In Kam(m)in (auch Cammin, poln. Kamien Krajenski) – wenige Kilometer nördlich von Zempelburg – ließen sich in den letzten Jahrzehnten des 18.Jahrhunderts jüdische Familien nieder, nachdem das bislang bestehende Niederlassungsverbot aufgehoben worden war. In einem Bericht der Westpreußischen Kammerdeputation vom 1.Aug. 1779 hieß es: „Nach der Stadt Camin, die aber noch nicht akzisbar ist, haben die sich bis jetzt im Dorfe Grünau wohnenden Juden begeben, weil sie in einem Dorfe nicht länger bleiben dürfen. In Camin seien, als einer geistlichen Stadt, bis jetzt keine Juden geduldet worden. Die Ansetzung von Juden würde aber nach Meinung der Kammer dem Ort zuträglich sein, da dann einige Tuchmacher sich entschließen würden, sich dort niederzulassen.Eine Gemeinde bildete sich offiziell aber erst im beginnenden 19.Jahrhundert.

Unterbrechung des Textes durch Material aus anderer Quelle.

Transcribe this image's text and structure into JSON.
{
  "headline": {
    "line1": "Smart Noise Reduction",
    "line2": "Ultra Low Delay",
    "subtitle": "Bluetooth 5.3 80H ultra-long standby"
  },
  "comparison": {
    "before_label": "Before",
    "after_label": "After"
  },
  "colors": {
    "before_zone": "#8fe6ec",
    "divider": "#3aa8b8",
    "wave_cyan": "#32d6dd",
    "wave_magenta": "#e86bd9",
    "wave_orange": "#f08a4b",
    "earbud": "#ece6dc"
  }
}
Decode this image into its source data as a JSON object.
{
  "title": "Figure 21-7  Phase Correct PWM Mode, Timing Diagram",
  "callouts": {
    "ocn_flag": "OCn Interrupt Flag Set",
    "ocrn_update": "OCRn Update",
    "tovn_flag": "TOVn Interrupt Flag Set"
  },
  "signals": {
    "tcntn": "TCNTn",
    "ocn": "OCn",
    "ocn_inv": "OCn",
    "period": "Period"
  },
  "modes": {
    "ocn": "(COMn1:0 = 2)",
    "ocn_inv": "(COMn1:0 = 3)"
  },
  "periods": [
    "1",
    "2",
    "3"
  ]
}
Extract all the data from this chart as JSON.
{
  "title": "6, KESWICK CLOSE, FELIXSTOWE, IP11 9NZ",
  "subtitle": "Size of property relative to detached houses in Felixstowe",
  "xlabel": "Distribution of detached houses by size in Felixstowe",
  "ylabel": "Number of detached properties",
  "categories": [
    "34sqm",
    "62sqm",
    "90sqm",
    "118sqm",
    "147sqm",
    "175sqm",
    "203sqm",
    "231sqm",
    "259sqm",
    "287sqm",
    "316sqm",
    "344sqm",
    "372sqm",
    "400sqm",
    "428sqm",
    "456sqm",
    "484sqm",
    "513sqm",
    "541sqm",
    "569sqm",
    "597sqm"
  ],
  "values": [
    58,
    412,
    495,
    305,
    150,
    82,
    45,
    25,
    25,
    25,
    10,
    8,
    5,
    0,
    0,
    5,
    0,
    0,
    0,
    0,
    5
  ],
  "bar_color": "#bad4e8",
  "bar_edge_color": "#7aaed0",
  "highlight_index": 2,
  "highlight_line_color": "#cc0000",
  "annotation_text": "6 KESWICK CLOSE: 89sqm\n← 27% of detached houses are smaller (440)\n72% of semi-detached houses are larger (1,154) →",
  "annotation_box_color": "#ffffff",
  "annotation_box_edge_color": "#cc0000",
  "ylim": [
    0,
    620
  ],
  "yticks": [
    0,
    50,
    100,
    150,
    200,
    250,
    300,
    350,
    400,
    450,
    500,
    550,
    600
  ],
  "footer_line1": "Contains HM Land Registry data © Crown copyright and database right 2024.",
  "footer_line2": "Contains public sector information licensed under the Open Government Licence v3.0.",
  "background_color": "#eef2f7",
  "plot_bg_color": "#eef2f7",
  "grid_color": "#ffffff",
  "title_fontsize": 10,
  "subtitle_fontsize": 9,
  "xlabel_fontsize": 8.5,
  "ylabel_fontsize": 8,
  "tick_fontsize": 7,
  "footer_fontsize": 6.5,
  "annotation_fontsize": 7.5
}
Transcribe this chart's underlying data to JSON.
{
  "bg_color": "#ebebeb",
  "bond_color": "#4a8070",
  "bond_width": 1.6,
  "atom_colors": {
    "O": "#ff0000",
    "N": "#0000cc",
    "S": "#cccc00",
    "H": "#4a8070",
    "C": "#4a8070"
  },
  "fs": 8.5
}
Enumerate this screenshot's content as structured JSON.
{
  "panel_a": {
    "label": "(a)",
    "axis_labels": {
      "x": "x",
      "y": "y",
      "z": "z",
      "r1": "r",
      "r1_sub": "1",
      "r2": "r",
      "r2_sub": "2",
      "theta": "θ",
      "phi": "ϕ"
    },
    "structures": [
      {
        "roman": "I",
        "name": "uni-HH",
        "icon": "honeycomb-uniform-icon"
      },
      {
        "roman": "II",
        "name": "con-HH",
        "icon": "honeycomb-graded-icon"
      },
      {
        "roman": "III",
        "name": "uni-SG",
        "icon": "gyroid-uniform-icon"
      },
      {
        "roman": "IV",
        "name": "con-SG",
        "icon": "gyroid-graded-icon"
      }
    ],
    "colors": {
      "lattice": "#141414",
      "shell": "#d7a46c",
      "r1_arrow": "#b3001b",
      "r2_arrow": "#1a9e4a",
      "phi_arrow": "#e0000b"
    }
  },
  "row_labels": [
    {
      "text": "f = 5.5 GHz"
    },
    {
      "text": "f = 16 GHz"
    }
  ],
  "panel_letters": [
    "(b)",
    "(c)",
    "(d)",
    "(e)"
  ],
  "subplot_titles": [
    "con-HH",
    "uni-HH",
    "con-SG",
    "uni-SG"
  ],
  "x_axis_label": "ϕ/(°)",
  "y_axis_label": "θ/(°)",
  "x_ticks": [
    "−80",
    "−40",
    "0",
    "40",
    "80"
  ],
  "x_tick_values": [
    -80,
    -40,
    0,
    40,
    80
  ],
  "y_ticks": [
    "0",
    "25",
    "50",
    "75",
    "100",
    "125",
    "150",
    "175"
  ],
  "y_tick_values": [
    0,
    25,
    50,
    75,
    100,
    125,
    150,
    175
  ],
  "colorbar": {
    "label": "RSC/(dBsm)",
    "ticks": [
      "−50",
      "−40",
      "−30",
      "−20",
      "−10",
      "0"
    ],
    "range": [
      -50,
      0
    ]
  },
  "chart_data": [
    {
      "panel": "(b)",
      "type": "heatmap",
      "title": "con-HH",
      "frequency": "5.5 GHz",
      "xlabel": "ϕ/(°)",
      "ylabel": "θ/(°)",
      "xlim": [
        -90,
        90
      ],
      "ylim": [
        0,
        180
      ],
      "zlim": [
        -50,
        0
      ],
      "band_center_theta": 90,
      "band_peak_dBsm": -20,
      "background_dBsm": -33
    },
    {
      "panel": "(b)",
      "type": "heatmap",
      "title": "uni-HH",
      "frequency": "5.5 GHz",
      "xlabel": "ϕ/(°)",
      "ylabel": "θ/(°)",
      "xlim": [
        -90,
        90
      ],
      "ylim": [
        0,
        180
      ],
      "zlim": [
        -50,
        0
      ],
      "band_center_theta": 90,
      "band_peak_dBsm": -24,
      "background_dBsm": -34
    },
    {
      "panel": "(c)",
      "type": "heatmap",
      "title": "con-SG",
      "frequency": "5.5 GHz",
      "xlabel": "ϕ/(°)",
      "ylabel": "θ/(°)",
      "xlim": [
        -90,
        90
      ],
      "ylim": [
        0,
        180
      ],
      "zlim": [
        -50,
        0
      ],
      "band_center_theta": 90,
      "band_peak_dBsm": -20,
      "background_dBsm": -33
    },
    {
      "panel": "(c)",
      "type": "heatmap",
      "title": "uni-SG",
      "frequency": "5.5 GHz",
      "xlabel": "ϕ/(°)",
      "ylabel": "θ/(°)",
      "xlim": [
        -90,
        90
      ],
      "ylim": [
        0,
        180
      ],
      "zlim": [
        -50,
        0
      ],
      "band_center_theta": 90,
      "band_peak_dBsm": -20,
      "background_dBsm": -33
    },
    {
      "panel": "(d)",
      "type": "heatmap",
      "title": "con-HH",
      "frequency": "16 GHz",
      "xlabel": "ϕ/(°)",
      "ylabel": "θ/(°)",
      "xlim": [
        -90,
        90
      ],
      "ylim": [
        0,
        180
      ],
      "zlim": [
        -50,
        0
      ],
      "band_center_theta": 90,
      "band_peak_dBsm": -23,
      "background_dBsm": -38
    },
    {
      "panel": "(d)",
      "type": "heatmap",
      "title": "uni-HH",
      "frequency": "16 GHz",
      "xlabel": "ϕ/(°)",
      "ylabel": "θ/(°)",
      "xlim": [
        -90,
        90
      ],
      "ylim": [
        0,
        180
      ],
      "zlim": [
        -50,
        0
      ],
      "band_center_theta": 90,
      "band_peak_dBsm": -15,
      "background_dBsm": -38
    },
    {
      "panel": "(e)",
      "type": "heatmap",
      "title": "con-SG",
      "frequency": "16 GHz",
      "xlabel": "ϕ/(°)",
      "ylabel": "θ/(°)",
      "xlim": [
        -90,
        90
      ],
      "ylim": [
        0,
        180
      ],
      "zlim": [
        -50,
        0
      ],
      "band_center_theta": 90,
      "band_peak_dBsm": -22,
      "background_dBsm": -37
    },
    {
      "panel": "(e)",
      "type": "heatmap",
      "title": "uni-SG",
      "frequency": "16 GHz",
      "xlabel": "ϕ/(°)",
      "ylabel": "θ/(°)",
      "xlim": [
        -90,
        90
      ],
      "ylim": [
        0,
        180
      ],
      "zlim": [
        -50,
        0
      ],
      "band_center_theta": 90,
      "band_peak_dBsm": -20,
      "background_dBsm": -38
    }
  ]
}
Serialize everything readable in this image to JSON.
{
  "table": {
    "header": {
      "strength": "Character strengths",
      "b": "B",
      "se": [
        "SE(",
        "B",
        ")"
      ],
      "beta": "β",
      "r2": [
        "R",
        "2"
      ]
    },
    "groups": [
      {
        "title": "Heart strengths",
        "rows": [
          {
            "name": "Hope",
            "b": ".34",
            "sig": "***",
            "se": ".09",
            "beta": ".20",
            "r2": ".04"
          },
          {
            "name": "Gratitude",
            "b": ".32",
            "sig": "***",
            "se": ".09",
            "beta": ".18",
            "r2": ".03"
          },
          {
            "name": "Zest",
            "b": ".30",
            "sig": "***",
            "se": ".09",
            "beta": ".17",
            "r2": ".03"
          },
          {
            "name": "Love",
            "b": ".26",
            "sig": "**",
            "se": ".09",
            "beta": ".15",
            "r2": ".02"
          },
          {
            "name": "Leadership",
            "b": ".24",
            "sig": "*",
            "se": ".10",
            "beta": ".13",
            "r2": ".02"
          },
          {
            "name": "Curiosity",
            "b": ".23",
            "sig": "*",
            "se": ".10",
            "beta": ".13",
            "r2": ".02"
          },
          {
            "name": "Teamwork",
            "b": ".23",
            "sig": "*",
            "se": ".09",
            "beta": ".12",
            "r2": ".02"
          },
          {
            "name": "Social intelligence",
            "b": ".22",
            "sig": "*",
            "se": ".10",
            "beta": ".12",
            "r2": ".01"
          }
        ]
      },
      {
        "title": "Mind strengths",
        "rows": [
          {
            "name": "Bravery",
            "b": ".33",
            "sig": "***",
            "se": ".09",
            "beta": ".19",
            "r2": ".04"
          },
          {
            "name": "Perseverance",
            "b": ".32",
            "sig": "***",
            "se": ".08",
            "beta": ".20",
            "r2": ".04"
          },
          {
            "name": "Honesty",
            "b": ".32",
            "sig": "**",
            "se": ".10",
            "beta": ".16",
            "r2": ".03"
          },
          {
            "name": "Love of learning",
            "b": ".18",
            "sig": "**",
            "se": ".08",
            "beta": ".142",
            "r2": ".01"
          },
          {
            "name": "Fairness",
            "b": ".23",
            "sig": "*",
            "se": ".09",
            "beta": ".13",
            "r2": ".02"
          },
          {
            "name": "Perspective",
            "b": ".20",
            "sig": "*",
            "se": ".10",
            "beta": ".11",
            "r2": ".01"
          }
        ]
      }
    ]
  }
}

Eine 1809 errichtete Synagoge fiel Anfang der 1820er Jahre einem Brand zum Opfer; ein Neubau datierte in den 1860er Jahren. Der jüdische Friedhof, der weit außerhalb auf einem Hügel an der Straße nach Konitz sich befand, war erst gegen Mitte des 19.Jahrhunderts angelegt worden.

Juden in Kamin:

--- um 1775 .................... ca.  40 Juden,

--- 1788 ....................... ca.  90   “  ,*     * andere Angabe: ca. 150 Pers.

--- 1804 ........................... 163   “  (ca. 22% d. Bevölk.),*    *andere Angabe: ca. 60 Pers.

--- 1816 ........................... 114   "  ,

--- 1831 ........................... 153   “  ,*    *andere Angabe: 84 Pers.

--- 1849 ........................... 153   “  (ca. 15% d. Bevölk.),

--- 1858 ........................... 108   “  ,

--- 1871 ...........................  97   “  (ca. 6% d. Bevölk.),

--- 1885 ...........................  61   "  (ca. 4% d. Bevölk.),

--- 1895 ...........................  44   “  (ca. 3% d. Bevölk.),

--- 1910 ...........................  20   “  (ca. 1% d. Bevölk.),

--- 1923 ...........................  10   “  ,

--- 1939 ...........................   5   “  .                ** Die Angaben zur Demographie sind z.T. recht widersprüchlich.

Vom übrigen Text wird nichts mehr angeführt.